Sono passati quasi quindici anni dal primo, brusco cambio di rotta del duo londinese e non ci si dovrebbe più stupire, quindi, dell'ormai conclamata schizofrenia stilistica dei Goldfrapp. Che il nuovo album potesse segnare un ritorno alle sonorità abrasive ed electro-clash proprie di quel controverso "Black Cherry" (che divise i loro primi ammiratori) lo si era in fondo intuito sin dall'ascolto del non troppo appariscente singolo "Anymore". Eppure affascina e suscita persino ammirazione il modo in cui i due impediscono al loro pubblico di crogiolarsi con una proposta sempre sicura e confortevole, pungolandolo a ogni nuova pubblicazione, incuranti del riscontro e delle immancabili delusioni.

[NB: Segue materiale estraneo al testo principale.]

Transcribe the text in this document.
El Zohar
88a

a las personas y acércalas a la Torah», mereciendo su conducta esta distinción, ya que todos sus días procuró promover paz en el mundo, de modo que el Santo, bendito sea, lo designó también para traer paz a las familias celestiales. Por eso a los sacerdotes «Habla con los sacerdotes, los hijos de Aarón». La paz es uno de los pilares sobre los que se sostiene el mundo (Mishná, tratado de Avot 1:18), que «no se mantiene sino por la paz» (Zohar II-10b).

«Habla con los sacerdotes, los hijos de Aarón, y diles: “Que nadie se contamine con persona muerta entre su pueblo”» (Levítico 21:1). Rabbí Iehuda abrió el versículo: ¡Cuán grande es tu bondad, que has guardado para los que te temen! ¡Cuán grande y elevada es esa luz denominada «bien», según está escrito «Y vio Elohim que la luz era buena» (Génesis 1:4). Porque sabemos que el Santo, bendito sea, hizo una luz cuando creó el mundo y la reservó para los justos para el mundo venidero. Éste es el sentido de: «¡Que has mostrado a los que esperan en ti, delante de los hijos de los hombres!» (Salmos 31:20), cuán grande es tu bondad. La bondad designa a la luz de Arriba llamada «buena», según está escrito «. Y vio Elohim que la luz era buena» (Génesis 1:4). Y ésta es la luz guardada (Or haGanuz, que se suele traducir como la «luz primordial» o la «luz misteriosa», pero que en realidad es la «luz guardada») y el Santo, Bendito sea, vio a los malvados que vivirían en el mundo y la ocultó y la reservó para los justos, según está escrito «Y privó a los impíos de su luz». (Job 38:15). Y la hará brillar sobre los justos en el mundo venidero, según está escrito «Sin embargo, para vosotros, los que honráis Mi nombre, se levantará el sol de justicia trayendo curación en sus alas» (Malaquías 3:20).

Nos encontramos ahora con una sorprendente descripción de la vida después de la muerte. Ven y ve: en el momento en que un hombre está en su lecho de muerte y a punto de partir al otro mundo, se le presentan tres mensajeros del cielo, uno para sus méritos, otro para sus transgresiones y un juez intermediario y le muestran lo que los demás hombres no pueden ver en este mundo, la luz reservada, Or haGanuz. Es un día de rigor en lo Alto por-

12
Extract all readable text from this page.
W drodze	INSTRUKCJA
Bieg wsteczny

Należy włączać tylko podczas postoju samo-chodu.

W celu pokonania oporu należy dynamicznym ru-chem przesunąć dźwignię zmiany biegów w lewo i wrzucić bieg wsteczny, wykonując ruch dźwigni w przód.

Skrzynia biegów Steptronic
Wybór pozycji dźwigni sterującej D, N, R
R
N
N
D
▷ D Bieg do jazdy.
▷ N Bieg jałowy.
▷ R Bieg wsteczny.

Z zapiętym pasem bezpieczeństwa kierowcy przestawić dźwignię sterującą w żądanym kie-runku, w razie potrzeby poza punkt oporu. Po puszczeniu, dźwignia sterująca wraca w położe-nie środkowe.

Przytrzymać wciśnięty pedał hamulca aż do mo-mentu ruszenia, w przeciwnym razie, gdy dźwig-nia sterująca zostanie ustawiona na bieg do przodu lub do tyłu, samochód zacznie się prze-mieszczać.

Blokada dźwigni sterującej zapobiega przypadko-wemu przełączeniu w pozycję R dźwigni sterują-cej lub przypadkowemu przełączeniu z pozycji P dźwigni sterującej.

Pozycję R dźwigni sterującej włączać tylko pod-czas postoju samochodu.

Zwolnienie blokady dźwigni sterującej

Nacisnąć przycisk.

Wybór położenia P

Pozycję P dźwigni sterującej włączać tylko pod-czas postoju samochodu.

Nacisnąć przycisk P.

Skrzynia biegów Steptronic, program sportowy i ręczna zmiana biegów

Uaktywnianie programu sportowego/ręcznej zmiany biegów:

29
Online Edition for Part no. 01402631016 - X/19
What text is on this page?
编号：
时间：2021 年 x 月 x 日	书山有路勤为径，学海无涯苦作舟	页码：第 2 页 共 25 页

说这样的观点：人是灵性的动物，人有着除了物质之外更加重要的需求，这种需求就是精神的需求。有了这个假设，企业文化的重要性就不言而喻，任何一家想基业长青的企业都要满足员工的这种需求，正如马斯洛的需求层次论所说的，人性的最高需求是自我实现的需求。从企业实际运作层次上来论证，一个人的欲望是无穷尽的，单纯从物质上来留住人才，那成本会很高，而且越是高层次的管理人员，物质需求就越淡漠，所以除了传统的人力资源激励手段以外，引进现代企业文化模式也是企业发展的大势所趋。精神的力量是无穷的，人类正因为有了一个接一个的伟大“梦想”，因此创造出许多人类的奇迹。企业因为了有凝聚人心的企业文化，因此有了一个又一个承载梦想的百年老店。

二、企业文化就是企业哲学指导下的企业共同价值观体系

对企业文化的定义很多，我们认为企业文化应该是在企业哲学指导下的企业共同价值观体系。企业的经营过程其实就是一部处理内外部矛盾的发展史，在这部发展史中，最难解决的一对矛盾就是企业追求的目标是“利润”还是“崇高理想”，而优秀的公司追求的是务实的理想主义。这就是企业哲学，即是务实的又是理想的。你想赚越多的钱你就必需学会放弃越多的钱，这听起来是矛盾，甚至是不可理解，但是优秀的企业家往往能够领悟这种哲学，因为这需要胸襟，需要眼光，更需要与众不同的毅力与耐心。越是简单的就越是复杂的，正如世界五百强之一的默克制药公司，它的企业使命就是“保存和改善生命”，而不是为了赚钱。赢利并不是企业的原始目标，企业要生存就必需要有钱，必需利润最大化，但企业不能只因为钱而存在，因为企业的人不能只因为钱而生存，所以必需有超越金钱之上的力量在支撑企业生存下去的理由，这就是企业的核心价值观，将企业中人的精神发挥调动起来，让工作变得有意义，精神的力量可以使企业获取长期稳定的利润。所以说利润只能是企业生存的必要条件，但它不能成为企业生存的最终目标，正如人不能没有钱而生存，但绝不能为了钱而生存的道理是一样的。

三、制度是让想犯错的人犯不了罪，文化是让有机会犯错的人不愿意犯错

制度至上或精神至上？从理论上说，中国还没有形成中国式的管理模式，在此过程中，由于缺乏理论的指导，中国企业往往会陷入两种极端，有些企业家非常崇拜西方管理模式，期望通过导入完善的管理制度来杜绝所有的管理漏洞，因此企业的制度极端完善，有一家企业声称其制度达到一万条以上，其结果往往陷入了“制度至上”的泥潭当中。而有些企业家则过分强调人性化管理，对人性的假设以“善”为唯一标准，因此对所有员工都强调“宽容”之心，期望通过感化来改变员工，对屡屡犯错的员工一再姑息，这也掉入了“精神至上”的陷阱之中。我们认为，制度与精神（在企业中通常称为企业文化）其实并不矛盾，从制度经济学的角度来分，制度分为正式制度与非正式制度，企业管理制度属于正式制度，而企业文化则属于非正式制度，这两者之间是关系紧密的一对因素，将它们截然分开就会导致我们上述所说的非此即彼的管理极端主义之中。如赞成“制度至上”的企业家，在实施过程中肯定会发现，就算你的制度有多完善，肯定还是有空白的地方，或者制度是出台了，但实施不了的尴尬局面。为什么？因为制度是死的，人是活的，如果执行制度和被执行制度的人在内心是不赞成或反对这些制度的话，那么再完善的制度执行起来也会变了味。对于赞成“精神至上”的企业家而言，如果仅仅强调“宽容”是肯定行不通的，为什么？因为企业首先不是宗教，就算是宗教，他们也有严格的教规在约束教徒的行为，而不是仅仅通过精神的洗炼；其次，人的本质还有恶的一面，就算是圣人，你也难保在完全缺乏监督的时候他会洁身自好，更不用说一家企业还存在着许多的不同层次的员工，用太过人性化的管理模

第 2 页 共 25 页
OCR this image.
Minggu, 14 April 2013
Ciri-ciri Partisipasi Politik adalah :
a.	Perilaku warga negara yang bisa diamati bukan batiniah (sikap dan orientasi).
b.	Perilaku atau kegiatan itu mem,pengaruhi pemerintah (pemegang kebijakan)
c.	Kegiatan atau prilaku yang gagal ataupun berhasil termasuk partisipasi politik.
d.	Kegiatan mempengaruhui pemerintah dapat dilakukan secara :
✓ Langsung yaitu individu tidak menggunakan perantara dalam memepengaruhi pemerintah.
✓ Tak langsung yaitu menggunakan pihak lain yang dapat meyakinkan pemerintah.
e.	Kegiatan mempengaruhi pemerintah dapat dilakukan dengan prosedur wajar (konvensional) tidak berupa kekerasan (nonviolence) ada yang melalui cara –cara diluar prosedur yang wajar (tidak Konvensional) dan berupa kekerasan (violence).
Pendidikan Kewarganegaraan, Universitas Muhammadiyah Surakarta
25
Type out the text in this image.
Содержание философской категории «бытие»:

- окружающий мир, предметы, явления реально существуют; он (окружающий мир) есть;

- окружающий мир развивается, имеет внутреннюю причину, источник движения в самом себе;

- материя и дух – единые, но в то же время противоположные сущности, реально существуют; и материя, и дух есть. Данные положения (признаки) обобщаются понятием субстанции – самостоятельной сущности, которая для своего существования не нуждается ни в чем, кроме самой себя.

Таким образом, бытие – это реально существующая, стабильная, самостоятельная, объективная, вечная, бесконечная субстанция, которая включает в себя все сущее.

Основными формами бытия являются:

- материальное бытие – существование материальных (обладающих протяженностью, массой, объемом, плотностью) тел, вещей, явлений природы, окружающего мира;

Perdete ogni speranza, o voi che cercate ariosi panorami montani, bucoliche poesie acustiche o suggestioni morriconiane. Provate al massimo a trovare rifugio nell'algida malia della notevole "Moon In Your Mouth" e nella spettrale "Faux Suede Drifter" o a farvi rapire dal tenue tribalismo di "Tigerman" e "Beast That Never Was". Perché il cuore di "Silver Eye" è claustrofobico e debordante di stratificazioni industrial, complice anche il contributo di The Haxan Cloack (alla seconda collaborazione prestigiosa dopo quella con Bjork) in brani come la tetra "Zodiac Black" e la passivo-aggressiva "Ocean", tra i loro pezzi migliori.
Anche stavolta Alison Goldfrapp riduce al minimo i cristallini vocalizzi per indugiare su un registro sussurrato (e filtrato) alle prese con melodie talvolta fin troppo impalpabili, spesso affogate dalla roboante produzione in maniera non dissimile dagli ultimi Depeche Mode. Per la prima volta nella loro carriera sembra quasi che Will Gregory abbia voluto porre freno all'ingombrante collega e non puntare sulla di lei vocalità ed esuberanza quali elementi principali della nuova proposta.
Soltanto in una manciata di episodi i due cercano di alleggerire i toni e di ritrovare quella vena pop che accompagnava i loro lavori più elettronici. Ci riescono vagamente, senza però intaccare la cupezza di fondo o scadere nel kitsch di "Head First", con una non irrinunciabile "Become The One" e, soprattutto, con la spedita "Everything Is Never Enough". Soltanto "Systemagic" però, con le sue fascinazioni anni 80 à-la "Pop Muzik", sembra possedere il giusto appeal per solleticare davvero la fantasia di pubblicitari e stilisti.
In passato Goldfrapp e Gregory sono stati spesso accusati di covare mire commerciali ogniqualvolta si addentravano in territori più electro, ma l'austerità con cui hanno permeato questo "Silver Eye" (in maniera non troppo distante da "Tales Of Us", che ne diventa quasi l'acustica controparte) è una secca smentita. Stavolta hanno solo avuto voglia di aggiungere nuovi, oscuri colori al loro sempre mutevole affresco.